Güç, yok etme güdüsü, kadına bakış tüm asırlarda aynı. İmparator Diocletianus zamanında saraylılara has olan mor kaftanlar artık kilisenin sahiplerinin üzerinde. Eskiden Şifa Tapınağı’na ‘Ele en iyi nasıl çarmıh çakılır?’ sorusunun cevabını almaya gelen cellatlar üç asır sonra cadılık suçlamasıyla masum kızları çarmıha gerip diri diri yakıyor. Adalet tüm yüzyıllarda çarpık. Kuyruğunu yutan bir yılan gibi zaman. Aynı hatalar, zulümler tüm coğrafyalarda, zamanlarda tekerrür ediyor. Piskopos açıkça uyarıyor gerçeğe akılla ulaşanları ‘Durgun suya taş atmayın.’

Seneca’yı, Cicero’yu çıkaran medeniyet Colosseum’u nasıl inşa eder? Daha ileri gitmesi gereken insanlık nasıl kendini tüketiyor. ‘Acaba hepimiz hala rüyada mıyız? Diyor Kandilci Feliks. Kıyamete kadar bu düzen böyle devam eder mi? Bilmiyoruz. Bildiklerimiz gerçeğe inananlara, doğruyu çarmıha karşı savunanlara mağaralardan bir zaman tüneli açılabileceği. Zaman aşırı yolcuğun hem mükafat hem imtihan olabileceği. Keyf Suresi’ni bize hatırlattığı için Nazan Bekiroğlu’na teşekkür ediyoruz.

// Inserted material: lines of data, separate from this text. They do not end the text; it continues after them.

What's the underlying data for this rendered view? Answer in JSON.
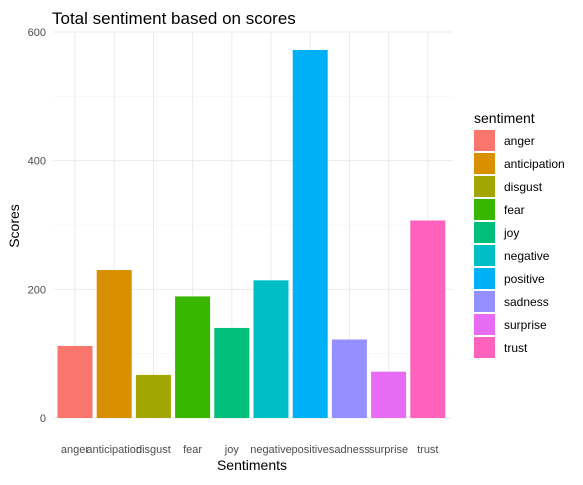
{
  "chart_data": {
    "type": "bar",
    "title": "Total sentiment based on scores",
    "xlabel": "Sentiments",
    "ylabel": "Scores",
    "categories": [
      "anger",
      "anticipation",
      "disgust",
      "fear",
      "joy",
      "negative",
      "positive",
      "sadness",
      "surprise",
      "trust"
    ],
    "values": [
      112,
      230,
      67,
      189,
      140,
      214,
      572,
      122,
      72,
      307
    ],
    "colors": [
      "#F8766D",
      "#D89000",
      "#A3A500",
      "#39B600",
      "#00BF7D",
      "#00BFC4",
      "#00B0F6",
      "#9590FF",
      "#E76BF3",
      "#FF62BC"
    ],
    "ylim": [
      0,
      600
    ],
    "yticks": [
      0,
      200,
      400,
      600
    ],
    "grid": true,
    "legend": {
      "title": "sentiment",
      "placement": "right"
    }
  }
}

Kitabın altını çizdiğimiz cümlelerinden biri ‘Gün gelir hissetmediğin acının da hesabı senden sorulur. Kalbimden sorumsuzum sanma.’ Havalar ısındı, kolay okunan tatil romanları vardır muhakkak. Gün gelir Kehf Suresi de bizden sorulur. Bekiroğlu’nun yorumuyla Roma tarihine, inancına, toplumuna bakmak; Yedi Uyuyanlar’ı anlamak kıymetli. İçinde bulunduğumuz zulüm, şatafat, ego çağı ile Roma’dan az değil. Rabbine, mağaraya, doğruya sığınanlara elbet bir Kehribar Geçidi açılacaktır.